Many pieces in the collection propagated this heroic image—the victorious general, the reformer, the strongman. But the exhibition doesn't shy away from how that image fractured. During his first exile in 1814 on the Mediterranean island of Elba, he escaped with help from loyal soldiers. When he was sent to the heavily guarded island of St. Helena, where he spent his final years, he still commanded thousands of supporters.
His opponents understood the power of image, too. Satirical prints depict him throwing tantrums or as dangerously incompetent. One print shows a woman—a personification of liberty and justice—using a torch to remove Napoleon's face and reveal the monster beneath.
"It's really erasure," Fischer says. "It's erasure from memory.
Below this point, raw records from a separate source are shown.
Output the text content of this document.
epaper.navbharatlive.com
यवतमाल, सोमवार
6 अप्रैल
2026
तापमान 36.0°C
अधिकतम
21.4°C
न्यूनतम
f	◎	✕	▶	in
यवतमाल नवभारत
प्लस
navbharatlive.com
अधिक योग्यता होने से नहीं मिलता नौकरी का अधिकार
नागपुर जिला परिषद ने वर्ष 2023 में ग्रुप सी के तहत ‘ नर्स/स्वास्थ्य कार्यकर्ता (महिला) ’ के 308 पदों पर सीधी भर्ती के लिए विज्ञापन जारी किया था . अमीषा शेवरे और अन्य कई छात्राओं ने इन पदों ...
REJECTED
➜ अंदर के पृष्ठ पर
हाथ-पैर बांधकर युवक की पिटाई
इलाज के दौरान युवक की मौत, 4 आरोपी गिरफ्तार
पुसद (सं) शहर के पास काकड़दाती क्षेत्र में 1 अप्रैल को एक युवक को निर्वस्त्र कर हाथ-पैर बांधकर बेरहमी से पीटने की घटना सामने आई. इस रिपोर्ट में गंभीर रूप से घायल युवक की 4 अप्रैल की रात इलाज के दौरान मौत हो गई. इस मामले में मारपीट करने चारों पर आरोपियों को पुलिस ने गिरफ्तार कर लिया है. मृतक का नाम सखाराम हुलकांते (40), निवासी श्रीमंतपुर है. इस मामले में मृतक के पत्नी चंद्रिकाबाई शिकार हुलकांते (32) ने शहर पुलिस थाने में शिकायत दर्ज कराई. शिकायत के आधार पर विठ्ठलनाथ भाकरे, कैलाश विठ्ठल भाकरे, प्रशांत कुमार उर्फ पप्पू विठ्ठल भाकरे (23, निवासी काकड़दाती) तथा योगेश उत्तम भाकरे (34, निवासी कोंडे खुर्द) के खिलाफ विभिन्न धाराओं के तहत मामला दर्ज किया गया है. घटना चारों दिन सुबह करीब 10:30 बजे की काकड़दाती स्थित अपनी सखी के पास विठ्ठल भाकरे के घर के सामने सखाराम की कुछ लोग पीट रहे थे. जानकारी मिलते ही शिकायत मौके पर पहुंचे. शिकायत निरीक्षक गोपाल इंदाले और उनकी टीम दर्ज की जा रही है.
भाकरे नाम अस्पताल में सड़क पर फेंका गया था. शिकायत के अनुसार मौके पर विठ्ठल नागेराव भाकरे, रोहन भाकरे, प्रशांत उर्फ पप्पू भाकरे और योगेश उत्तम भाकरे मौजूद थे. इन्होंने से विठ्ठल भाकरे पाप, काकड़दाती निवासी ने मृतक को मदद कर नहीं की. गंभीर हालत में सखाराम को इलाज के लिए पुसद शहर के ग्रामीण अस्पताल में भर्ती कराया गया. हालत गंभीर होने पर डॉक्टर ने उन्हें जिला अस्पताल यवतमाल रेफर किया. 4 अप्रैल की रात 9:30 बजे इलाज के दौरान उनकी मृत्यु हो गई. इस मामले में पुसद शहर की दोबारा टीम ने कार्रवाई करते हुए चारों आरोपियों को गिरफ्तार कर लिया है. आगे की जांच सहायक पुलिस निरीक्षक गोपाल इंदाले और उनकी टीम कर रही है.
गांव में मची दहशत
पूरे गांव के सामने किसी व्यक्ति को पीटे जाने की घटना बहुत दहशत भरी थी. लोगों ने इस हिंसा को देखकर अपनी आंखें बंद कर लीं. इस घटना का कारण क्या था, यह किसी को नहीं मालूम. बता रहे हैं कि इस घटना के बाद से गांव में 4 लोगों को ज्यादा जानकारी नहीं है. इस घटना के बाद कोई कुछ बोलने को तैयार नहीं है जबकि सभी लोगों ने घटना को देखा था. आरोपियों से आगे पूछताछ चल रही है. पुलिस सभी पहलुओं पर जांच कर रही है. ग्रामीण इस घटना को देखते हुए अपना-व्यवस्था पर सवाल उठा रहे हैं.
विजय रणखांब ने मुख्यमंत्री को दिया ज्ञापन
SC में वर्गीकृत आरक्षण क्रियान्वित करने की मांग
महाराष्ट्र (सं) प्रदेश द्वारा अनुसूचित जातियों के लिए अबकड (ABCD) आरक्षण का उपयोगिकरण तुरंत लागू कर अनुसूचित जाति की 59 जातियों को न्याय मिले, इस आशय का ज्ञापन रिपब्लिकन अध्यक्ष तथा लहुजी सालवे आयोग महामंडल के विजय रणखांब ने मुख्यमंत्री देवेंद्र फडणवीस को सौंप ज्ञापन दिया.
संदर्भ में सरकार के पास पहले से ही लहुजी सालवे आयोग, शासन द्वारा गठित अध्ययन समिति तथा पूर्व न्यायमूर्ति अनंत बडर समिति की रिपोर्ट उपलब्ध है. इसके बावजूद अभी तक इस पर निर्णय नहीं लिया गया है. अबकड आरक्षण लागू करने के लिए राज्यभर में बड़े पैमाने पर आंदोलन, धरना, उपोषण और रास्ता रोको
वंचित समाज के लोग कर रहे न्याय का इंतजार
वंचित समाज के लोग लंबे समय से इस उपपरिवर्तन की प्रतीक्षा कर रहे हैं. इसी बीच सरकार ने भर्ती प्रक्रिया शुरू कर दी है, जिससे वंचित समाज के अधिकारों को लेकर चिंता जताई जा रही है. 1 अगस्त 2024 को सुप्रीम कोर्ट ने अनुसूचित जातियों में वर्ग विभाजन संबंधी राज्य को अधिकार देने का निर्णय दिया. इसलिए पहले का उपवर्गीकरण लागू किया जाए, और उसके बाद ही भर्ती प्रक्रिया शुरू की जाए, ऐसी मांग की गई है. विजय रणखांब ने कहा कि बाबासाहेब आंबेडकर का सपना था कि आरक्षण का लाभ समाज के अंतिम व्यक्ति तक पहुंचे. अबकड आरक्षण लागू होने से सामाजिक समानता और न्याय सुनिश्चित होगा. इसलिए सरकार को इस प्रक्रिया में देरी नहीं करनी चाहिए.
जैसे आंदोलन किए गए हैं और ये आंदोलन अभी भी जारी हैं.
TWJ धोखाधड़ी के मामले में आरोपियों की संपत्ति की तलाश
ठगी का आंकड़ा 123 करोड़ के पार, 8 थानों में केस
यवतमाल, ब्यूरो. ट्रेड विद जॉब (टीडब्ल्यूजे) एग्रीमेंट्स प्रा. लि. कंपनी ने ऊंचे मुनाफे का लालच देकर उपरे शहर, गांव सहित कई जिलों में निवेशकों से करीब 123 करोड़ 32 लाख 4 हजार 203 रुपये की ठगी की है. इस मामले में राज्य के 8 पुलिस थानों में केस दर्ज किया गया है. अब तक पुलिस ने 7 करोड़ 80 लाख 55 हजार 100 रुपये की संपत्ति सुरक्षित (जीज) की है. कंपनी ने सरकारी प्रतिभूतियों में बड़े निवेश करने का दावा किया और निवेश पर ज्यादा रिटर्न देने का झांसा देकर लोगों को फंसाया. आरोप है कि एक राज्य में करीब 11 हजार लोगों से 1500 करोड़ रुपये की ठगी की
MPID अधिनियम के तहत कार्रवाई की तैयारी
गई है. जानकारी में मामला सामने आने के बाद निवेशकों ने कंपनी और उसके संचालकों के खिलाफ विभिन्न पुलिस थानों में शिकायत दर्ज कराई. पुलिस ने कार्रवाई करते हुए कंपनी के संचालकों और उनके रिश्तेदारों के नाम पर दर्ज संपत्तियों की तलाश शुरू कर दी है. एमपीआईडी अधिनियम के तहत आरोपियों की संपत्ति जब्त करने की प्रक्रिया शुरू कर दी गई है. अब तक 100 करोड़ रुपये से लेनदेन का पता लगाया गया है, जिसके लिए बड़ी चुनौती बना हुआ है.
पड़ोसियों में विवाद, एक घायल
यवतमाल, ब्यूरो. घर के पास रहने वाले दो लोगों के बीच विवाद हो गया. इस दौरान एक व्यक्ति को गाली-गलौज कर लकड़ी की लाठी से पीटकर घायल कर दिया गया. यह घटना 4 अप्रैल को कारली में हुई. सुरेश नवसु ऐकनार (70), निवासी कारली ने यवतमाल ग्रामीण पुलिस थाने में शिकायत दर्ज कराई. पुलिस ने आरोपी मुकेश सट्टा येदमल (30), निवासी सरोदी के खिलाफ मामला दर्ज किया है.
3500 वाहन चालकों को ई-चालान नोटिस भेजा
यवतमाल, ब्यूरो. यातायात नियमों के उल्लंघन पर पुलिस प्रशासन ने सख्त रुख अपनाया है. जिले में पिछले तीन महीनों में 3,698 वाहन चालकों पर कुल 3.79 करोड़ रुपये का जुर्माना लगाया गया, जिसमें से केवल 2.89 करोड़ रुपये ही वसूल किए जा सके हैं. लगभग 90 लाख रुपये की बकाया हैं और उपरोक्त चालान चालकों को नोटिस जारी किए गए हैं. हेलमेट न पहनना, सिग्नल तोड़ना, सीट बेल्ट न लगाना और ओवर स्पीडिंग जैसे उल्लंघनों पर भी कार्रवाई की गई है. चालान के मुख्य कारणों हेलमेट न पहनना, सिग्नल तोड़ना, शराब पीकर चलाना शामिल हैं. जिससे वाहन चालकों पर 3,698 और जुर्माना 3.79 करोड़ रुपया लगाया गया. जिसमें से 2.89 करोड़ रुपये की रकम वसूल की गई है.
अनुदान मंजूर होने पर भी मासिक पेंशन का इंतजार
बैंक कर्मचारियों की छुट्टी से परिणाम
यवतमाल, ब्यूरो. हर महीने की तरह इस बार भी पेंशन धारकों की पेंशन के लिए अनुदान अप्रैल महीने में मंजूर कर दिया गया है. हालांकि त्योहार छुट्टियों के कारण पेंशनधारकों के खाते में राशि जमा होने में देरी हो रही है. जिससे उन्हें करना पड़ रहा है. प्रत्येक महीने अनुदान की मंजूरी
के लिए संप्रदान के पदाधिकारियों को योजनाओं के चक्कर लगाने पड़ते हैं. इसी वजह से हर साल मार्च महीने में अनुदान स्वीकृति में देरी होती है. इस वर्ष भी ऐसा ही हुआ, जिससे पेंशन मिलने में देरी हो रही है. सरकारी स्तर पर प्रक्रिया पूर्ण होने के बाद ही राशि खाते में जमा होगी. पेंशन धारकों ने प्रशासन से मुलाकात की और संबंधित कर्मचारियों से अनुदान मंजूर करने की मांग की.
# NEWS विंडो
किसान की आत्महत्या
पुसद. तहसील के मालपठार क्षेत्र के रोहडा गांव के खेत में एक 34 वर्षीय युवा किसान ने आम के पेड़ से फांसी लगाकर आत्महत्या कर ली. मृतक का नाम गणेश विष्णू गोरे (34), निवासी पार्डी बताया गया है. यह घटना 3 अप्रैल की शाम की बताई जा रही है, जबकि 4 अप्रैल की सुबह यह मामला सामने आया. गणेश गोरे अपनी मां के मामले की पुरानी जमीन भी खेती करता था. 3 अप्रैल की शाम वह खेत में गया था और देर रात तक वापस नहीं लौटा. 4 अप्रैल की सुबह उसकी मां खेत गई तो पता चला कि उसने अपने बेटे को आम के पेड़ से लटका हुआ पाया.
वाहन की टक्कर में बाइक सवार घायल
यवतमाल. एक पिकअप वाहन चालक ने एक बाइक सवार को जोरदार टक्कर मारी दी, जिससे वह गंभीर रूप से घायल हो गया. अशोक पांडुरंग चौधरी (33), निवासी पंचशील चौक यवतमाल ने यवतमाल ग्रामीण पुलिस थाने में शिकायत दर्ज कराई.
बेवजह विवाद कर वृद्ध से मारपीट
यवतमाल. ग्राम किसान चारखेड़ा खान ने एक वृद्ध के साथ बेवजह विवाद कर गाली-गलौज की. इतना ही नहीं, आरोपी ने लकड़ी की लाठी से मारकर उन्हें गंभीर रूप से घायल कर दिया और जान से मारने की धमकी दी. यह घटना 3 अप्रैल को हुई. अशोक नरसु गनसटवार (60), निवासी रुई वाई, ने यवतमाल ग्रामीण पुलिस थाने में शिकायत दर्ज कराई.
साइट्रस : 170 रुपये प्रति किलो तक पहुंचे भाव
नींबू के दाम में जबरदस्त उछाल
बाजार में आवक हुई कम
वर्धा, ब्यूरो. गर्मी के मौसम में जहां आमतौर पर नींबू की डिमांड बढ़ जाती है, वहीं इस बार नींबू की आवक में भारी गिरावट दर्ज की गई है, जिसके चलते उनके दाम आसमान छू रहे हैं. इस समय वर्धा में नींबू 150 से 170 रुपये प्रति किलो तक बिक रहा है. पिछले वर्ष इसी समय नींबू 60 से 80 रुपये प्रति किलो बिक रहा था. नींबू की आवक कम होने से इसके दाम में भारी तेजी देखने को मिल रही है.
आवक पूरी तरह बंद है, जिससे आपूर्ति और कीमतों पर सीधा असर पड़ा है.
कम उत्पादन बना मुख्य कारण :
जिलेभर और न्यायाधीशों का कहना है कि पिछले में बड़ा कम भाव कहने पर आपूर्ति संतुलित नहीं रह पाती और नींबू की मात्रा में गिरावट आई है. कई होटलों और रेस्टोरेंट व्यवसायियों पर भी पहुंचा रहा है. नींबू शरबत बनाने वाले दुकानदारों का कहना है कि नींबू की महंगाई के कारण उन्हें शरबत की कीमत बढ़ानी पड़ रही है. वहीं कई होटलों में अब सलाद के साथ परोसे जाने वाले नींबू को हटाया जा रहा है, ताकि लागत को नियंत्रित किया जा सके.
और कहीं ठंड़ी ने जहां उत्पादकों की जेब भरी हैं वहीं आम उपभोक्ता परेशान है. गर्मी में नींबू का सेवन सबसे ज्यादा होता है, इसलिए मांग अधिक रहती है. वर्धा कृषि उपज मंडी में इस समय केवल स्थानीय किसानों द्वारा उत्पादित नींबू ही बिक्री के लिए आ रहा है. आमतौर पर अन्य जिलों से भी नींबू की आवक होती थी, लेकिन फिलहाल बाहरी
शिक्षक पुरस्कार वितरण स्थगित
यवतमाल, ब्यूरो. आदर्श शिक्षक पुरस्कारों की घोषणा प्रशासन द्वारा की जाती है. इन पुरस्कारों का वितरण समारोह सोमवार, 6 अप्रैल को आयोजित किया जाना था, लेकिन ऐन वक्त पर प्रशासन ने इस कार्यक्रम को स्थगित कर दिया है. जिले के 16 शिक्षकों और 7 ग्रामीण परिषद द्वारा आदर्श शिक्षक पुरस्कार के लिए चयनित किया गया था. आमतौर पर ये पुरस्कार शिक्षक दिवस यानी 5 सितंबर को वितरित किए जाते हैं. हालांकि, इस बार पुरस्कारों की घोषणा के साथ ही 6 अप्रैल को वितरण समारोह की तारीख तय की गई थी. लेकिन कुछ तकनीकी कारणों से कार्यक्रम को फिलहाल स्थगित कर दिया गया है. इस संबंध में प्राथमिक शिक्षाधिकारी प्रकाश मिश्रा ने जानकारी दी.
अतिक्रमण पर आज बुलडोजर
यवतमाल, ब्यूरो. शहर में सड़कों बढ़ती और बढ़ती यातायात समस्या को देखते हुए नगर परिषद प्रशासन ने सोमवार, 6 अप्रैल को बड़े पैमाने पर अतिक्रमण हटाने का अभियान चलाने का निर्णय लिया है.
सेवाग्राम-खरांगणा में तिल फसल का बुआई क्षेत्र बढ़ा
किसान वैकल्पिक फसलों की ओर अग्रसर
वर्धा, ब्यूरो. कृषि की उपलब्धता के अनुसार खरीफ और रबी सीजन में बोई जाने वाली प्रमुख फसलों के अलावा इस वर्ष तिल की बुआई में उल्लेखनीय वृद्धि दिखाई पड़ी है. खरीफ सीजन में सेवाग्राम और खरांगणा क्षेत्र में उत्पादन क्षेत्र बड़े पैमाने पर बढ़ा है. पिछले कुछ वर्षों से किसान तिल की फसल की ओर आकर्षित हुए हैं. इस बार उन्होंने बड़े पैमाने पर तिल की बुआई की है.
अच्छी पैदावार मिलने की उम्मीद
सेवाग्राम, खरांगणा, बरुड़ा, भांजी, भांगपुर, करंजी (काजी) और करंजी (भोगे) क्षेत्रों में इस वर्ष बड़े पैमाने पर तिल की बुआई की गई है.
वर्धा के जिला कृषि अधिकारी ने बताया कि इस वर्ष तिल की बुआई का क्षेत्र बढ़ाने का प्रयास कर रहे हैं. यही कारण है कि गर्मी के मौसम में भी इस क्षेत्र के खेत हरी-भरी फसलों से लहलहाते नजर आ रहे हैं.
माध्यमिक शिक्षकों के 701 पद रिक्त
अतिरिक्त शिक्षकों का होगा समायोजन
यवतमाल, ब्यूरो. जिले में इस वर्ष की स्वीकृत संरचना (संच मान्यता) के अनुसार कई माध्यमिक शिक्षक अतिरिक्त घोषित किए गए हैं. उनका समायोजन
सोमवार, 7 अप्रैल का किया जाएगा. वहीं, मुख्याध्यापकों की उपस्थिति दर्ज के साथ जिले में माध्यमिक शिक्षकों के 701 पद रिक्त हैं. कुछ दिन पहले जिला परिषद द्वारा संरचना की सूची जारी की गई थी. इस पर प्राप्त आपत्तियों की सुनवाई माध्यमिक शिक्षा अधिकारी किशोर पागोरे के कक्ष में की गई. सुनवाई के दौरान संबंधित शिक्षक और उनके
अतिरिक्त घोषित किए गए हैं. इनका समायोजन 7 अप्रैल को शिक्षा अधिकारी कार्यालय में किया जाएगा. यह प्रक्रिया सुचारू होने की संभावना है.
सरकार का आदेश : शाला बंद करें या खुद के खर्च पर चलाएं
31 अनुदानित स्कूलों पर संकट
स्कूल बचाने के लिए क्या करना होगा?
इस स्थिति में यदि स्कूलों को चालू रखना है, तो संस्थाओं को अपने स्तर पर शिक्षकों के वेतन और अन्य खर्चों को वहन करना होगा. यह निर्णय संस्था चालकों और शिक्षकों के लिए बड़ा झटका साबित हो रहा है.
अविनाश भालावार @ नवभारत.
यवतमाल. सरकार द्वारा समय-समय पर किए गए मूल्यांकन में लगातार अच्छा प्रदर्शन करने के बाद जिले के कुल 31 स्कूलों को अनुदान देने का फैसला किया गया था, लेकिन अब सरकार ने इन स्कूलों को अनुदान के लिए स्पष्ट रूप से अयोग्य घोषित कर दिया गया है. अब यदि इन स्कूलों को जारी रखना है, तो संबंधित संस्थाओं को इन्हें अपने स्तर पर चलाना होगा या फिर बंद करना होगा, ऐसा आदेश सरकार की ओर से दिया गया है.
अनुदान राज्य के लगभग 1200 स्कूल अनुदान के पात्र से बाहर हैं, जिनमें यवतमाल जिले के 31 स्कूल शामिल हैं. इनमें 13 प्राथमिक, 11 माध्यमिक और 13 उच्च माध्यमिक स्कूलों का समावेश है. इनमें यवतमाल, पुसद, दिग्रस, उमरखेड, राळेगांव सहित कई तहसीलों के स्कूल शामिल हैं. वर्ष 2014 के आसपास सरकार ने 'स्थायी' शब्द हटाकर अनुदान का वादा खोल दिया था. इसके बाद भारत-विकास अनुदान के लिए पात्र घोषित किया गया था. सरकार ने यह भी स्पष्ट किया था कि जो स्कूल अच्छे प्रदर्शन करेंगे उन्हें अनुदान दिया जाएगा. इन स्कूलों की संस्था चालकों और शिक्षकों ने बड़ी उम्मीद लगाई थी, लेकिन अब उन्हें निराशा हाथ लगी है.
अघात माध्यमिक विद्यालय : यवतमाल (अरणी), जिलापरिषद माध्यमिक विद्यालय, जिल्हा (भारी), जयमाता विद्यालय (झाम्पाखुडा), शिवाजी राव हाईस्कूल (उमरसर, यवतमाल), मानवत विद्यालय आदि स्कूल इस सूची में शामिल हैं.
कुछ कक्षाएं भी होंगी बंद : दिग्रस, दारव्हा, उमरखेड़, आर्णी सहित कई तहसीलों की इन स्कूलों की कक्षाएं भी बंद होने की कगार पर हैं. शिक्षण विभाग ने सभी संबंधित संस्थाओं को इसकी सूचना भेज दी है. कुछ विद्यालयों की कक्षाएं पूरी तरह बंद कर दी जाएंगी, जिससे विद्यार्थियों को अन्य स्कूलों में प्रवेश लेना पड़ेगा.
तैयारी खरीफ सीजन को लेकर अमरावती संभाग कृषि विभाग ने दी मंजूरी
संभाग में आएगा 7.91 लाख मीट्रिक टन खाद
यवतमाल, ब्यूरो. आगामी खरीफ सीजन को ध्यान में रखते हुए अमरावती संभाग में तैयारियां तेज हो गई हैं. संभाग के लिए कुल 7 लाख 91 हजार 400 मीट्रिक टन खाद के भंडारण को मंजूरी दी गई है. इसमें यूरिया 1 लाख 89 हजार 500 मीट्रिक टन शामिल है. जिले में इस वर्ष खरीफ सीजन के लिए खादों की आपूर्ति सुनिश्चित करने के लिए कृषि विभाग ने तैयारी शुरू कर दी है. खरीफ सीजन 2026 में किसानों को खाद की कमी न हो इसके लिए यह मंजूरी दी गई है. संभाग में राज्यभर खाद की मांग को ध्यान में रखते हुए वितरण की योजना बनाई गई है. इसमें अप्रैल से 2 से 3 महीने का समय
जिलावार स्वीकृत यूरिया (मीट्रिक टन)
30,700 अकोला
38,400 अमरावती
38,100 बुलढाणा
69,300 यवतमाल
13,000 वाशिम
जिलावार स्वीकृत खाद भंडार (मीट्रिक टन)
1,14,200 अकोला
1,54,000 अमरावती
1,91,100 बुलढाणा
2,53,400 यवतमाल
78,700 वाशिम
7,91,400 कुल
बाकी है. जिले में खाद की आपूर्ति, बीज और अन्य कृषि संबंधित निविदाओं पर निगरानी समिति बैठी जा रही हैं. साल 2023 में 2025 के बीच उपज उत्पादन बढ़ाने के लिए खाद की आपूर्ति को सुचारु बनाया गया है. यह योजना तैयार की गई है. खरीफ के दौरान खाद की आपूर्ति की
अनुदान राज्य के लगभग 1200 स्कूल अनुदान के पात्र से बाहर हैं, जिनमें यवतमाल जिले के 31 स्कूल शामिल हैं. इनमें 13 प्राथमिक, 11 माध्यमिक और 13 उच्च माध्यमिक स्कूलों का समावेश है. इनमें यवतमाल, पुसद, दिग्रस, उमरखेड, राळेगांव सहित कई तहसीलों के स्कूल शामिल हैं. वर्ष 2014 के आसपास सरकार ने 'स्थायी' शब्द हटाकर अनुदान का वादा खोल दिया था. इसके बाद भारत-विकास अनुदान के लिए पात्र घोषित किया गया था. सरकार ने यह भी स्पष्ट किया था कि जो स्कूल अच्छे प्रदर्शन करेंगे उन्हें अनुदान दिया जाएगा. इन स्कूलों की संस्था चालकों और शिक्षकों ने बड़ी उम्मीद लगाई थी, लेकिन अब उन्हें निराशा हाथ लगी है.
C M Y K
We see this going all the way back to ancient Egypt, Greece, Rome. This concept of gouging the eyes, removing the eyes, obliterating the eyes: it's symbolic murder."
The promotional image for the exhibition itself is a coin struck in Napoleon's final year of rule, then altered by his opponents after his defeat. They stamped a caged tiger on his head and blacked out his eyes. Image warfare, rendered in metal.
But the erasure didn't stick. After his death, Napoleon's reputation didn't fade—it transformed. Instead of the hand-in-waistcoat pose of power, later depictions showed him with arms crossed, a small ivory figurine on display here capturing that shift.
"It's not a sign of weakness," Fischer says. "It's a symbol that he has so much that he wants to accomplish, but his hands are tied."
Very shortly after his death, Napoleon became a symbol of French national identity—not a threat to be erased, but a cultural icon to be revered. The exhibition includes artifacts and works of art showing this apotheosis, this transformation from living enemy to legendary ancestor.
Even modern Canada carries Napoleon's imprint, though most people don't realize it. The founding of central banking, the trust in currency, the protection of private property—these legal and financial frameworks trace back to Napoleon's Napoleonic Code, his civic reforms, his decision to establish national banks.
"The way we bank today is really due to the Napoleonic laws," Fischer says. "He established those national banks. This is all his civic code."
It's a hidden legacy. Napoleon shaped not just European politics but the modern financial and legal systems that Canadians live within every day—systems so embedded in everyday life that few people trace them back to an emperor who died two centuries ago on a remote island.
The exhibition runs through September 19. During summer months, the gallery is open weekdays only, 9 a.m. to 4 p.m. It's a show for history buffs, art lovers, and anyone curious about how power is built, projected, and remembered—and how the image we leave behind can outlast empires.